A Gainesville, Florida Twitter user known as Chaserojo recently returned home to find his home blocked off by yellow police tape. His roommate had allegedly shot her boyfriend in their apartment, and now the dwelling was an official crime scene. Chaserojo live-tweeted some of the aftermath, including a mention of “the authorities” paying to put him up in a hotel room.
Which got us to thinking ... what exactly is the immediate aftermath when a homicide is committed in your home?
Immediately After the Fact…
As soon as police arrive, they secure the crime scene. If you happened to be present when the murder was committed, you will be retained for questioning. After questioning is complete, you will not be allowed back into your home until all the forensic evidence has been collected.

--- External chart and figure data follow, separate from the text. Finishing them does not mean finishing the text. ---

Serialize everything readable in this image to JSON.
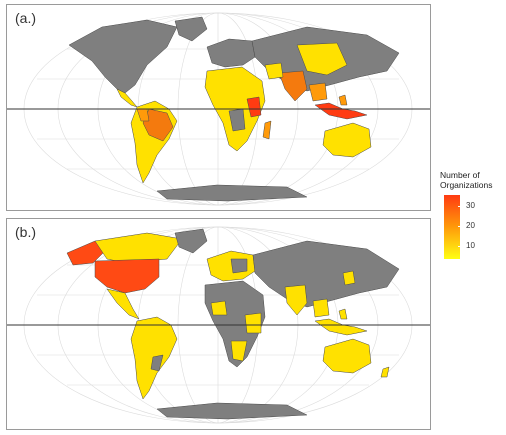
{
  "panels": [
    {
      "label": "(a.)"
    },
    {
      "label": "(b.)"
    }
  ],
  "legend": {
    "title_line1": "Number of",
    "title_line2": "Organizations",
    "ticks": [
      "30",
      "20",
      "10"
    ],
    "colors": {
      "high": "#ff3b12",
      "mid": "#ff9a0a",
      "low": "#ffff14",
      "no_data": "#7f7f7f"
    }
  }
}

This can take anywhere from several hours to several weeks. In the meantime, you’ll have to find other accommodations (and, in some cases, clothing and essential toiletry items if you’re not allowed to enter the dwelling to collect your belongings).
Who Pays for Everything?
Chaserojo indicated that the “authorities” put him up in a hotel room, since his apartment was sealed while evidence was being compiled. But that doesn’t mean the police paid the bill.
Law enforcement doesn’t do anything in such cases except interview witnesses, take reports and collect evidence. Clean-up and alternate living arrangements are typically the burden of the homeowner/residents.
In Florida, where the user Chaserojo lives, the Attorney General’s office has a Division of Victim Services that provides financial assistance and other support for victims of violent crimes. Many other states have similar organizations. If you end up using your own funds, keep your receipts in case your home owners’ or renters’ insurance policy covers such a loss and can reimburse you.
Now, About That Mess…
Once you are allowed back in your home, you may be surprised by the amount of debris and destruction left behind. If EMS reported to the scene, they often leave their used gloves, medical packaging and wrappers at the scene: This is not sloppiness, but rather a legal requirement in most jurisdictions.
The police will probably have removed their A-frame marking tents, but you might find adhesive tape markers left behind, not to mention fingerprint powder coating many surfaces and large chunks of your carpeting torn up and removed.
The onus of restoring the dwelling to a livable status falls upon the homeowner or landlord. There may be blood and other bits and pieces of human remains that need to be thoroughly removed, and, if you’re thinking of doing the removing yourself, consider this: Most states have laws regarding the disposal of bio-hazardous material, which will likely include any of the remnants of the crime scene.
Luckily, there are licensed companies who specialize in this type of clean-up, and often your insurance will help to defray the cost.
In real estate terms, any dwelling that has had a murder or suicide occur within it is labeled a stigmatized property. Whether this will have any effect on its resale value depends on your jurisdiction and the media coverage of the crime.
Some states require full disclosure when a residence is listed for sale, while others require the truth be revealed only if a potential buyer specifically asks about any such past events. Some realtors who specialize in properties with questionable histories recommend that the seller be honest from the beginning, to avoid any possible legal action if, say, a stray bullet hole is found after the new owners move in.
Owners of properties that were sites of highly publicized crimes often take steps to change the façade of the building–new paint, landscaping, and even a new house number (after petitioning the city for an official address change).
This is to discourage the inevitable “death tourists” that seek out such houses to take photos and even steal “souvenirs”.
After that? Well, after that, you’re on your own.